Quando eu era moleque, fazia um jogo dos sentidos. Tal qual cego. Tal
qual cão. Tal qual sensitivo, eu ampliava meus outros sentidos: olfato, tato,
paladar, audição e sensação.
Caminhava pelas ruas olhando as pessoas e tentando adivinhar o que
pensavam. Absolvidas completamente em suas próprias vidas passavam por mim e eu
sugava do ar o seu perfume, a sua compreensão. Era capaz de dizer quem era uma
pessoa ruim só pelo odor que deixava.
Em outras vezes eu passava a mão pelos troncos das árvores, a fim de captar
o que dizia. De volta do colégio, ficava tateando os muros e paredes, tentando
captar o ambiente e as pessoas. Em cima do meu próprio telhado eu fechava os
olhos e ouvia o mundo, procurando nas vozes e sons diversos aquele som único –
indecifrável! Cansei de tomar banho de olhos fechados, tateando o banheiro para
achar o xampu, queria sentir a vida sem precisar dos olhos.

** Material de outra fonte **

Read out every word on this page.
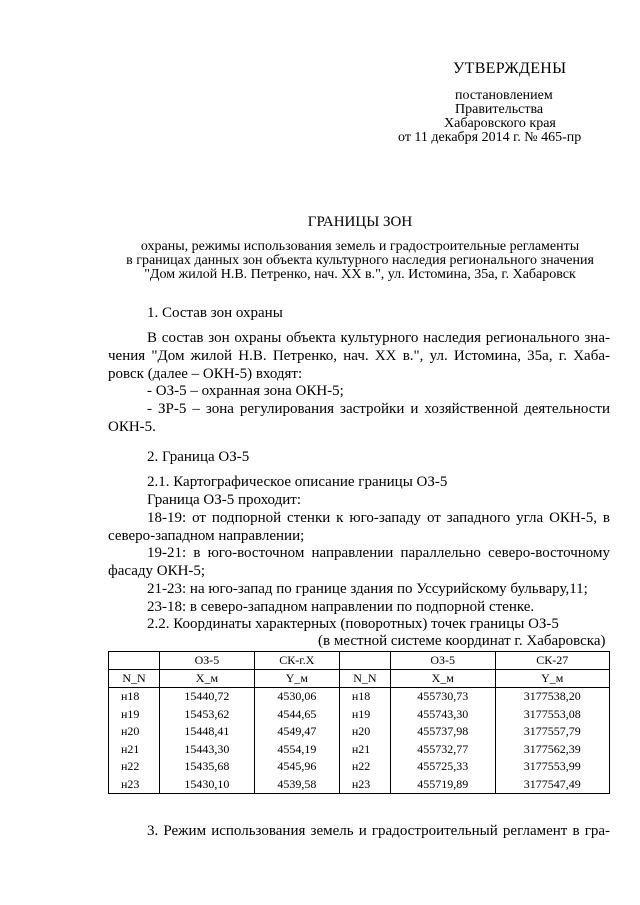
УТВЕРЖДЕНЫ
постановлением
Правительства
Хабаровского края
от 11 декабря 2014 г. № 465-пр
ГРАНИЦЫ ЗОН
охраны, режимы использования земель и градостроительные регламенты
в границах данных зон объекта культурного наследия регионального значения
"Дом жилой Н.В. Петренко, нач. XX в.", ул. Истомина, 35а, г. Хабаровск
1. Состав зон охраны
В состав зон охраны объекта культурного наследия регионального зна-
чения "Дом жилой Н.В. Петренко, нач. XX в.", ул. Истомина, 35а, г. Хаба-
ровск (далее – ОКН-5) входят:
- ОЗ-5 – охранная зона ОКН-5;
- ЗР-5 – зона регулирования застройки и хозяйственной деятельности
ОКН-5.
2. Граница ОЗ-5
2.1. Картографическое описание границы ОЗ-5
Граница ОЗ-5 проходит:
18-19: от подпорной стенки к юго-западу от западного угла ОКН-5, в
северо-западном направлении;
19-21: в юго-восточном направлении параллельно северо-восточному
фасаду ОКН-5;
21-23: на юго-запад по границе здания по Уссурийскому бульвару,11;
23-18: в северо-западном направлении по подпорной стенке.
2.2. Координаты характерных (поворотных) точек границы ОЗ-5
(в местной системе координат г. Хабаровска)
	ОЗ-5	СК-г.Х		ОЗ-5	СК-27
N_N	X_м	Y_м	N_N	X_м	Y_м
н18	15440,72	4530,06	н18	455730,73	3177538,20
н19	15453,62	4544,65	н19	455743,30	3177553,08
н20	15448,41	4549,47	н20	455737,98	3177557,79
н21	15443,30	4554,19	н21	455732,77	3177562,39
н22	15435,68	4545,96	н22	455725,33	3177553,99
н23	15430,10	4539,58	н23	455719,89	3177547,49
3. Режим использования земель и градостроительный регламент в гра-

Passei boa parte do meu tempo de criança e adolescência me orientado por
coisas que não via – só sentia – era um jeito de não me contaminar com as precipitações
das pessoas que gostam de dar nome e razões a tudo. Eu chegava em casa no tempo
certo do cheiro do bife de minha mãe.
Acordava pelo cheiro do café, sentia seu humor pelo tom da sua voz,
percebia o mundo ainda com os olhos fechados, teimava em abri-los para não
perde a magia da compreensão das coisas sem ver.

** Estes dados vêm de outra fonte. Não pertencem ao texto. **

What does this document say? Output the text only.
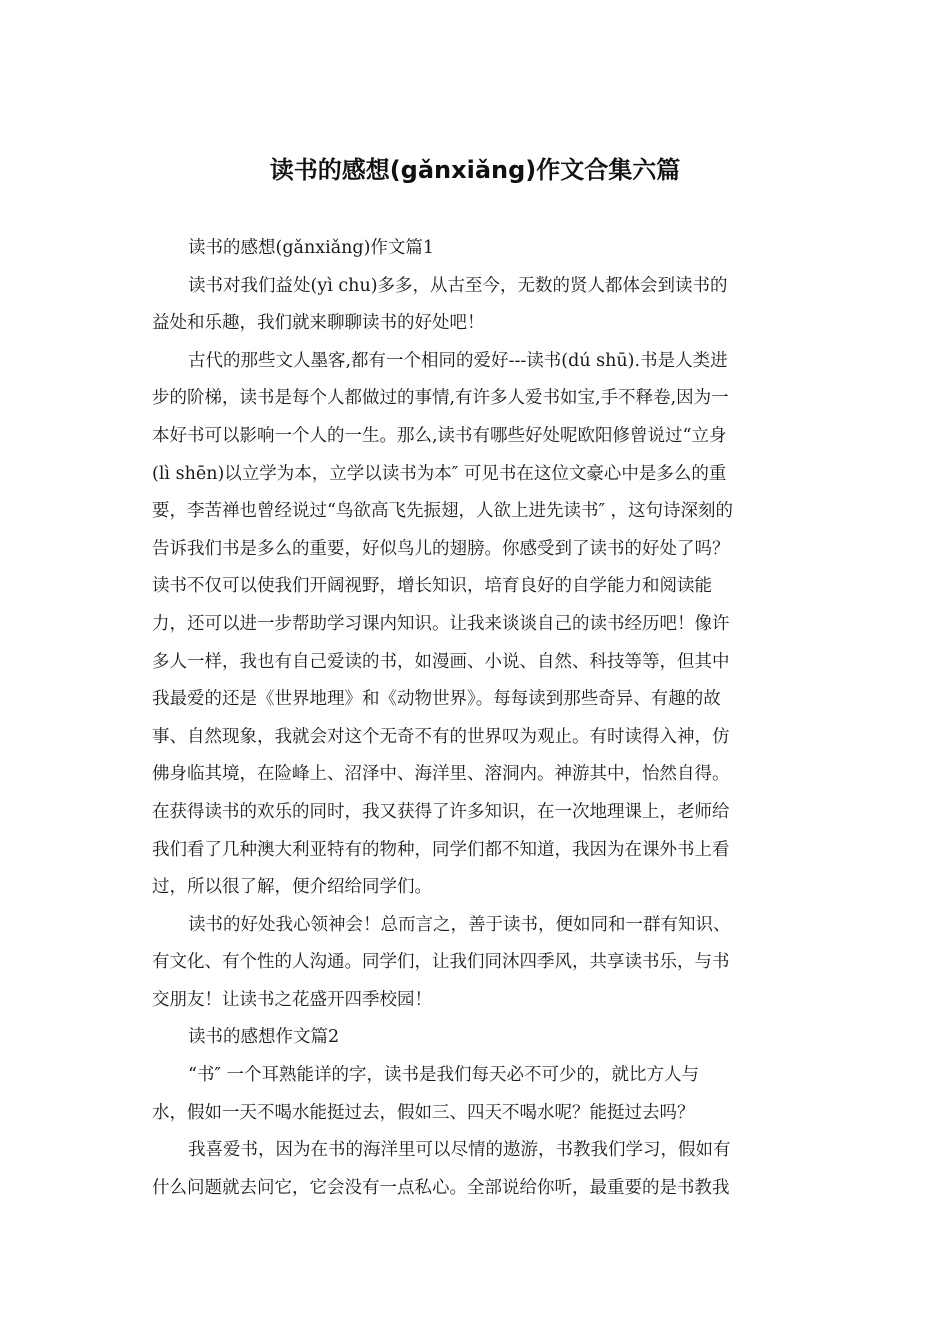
读书的感想(gǎnxiǎng)作文合集六篇

读书的感想(gǎnxiǎng)作文篇1

读书对我们益处(yì chu)多多，从古至今，无数的贤人都体会到读书的

益处和乐趣，我们就来聊聊读书的好处吧！

古代的那些文人墨客,都有一个相同的爱好---读书(dú shū).书是人类进

步的阶梯，读书是每个人都做过的事情,有许多人爱书如宝,手不释卷,因为一

本好书可以影响一个人的一生。那么,读书有哪些好处呢欧阳修曾说过“立身

(lì shēn)以立学为本，立学以读书为本″ 可见书在这位文豪心中是多么的重

要，李苦禅也曾经说过“鸟欲高飞先振翅，人欲上进先读书″ ，这句诗深刻的

告诉我们书是多么的重要，好似鸟儿的翅膀。你感受到了读书的好处了吗？

读书不仅可以使我们开阔视野，增长知识，培育良好的自学能力和阅读能

力，还可以进一步帮助学习课内知识。让我来谈谈自己的读书经历吧！像许

多人一样，我也有自己爱读的书，如漫画、小说、自然、科技等等，但其中

我最爱的还是《世界地理》和《动物世界》。每每读到那些奇异、有趣的故

事、自然现象，我就会对这个无奇不有的世界叹为观止。有时读得入神，仿

佛身临其境，在险峰上、沼泽中、海洋里、溶洞内。神游其中，怡然自得。

在获得读书的欢乐的同时，我又获得了许多知识，在一次地理课上，老师给

我们看了几种澳大利亚特有的物种，同学们都不知道，我因为在课外书上看

过，所以很了解，便介绍给同学们。

读书的好处我心领神会！总而言之，善于读书，便如同和一群有知识、

有文化、有个性的人沟通。同学们，让我们同沐四季风，共享读书乐，与书

交朋友！让读书之花盛开四季校园！

读书的感想作文篇2

“书″ 一个耳熟能详的字，读书是我们每天必不可少的，就比方人与

水，假如一天不喝水能挺过去，假如三、四天不喝水呢？能挺过去吗？

我喜爱书，因为在书的海洋里可以尽情的遨游，书教我们学习，假如有

什么问题就去问它，它会没有一点私心。全部说给你听，最重要的是书教我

Perdi meus poderes quando quis ser adulto comprometido com as pessoas e
não elas comigo. Resolvi ignorar meus sentidos e acreditar que o real é o que queremos
que seja real. O certo virou ver tudo e ignorar as criancices. Mas, o certo
mesmo é como minha pequena Sophie antevê, perguntando “Ele vem?” sabendo o que
sinto antes mesmo de me ver. Ignorei os sentidos para dar razão as palavras das
pessoas que expressam uma coisa e fazem outra. Ignorei a minha sensitividade
para não acusar o outro de uma mentira que vai contar em poucos instantes.
Enfim eu acreditei em tudo que via para não dizer que sou diferente. O que é
uma bobagem completa. O melhor dos mundos é o que você pode amar pela
transpiração da pele. A melhor das verdades é aquela que sorri nos olhos,
formando uma curvinha de alegria que palavra alguma descobre. A melhor das
intenções é aquela que a pessoa senta junta sem dizer nada e não arreda o pé
até saber se você esta bem. De resto- fiquem com mundo de adultos.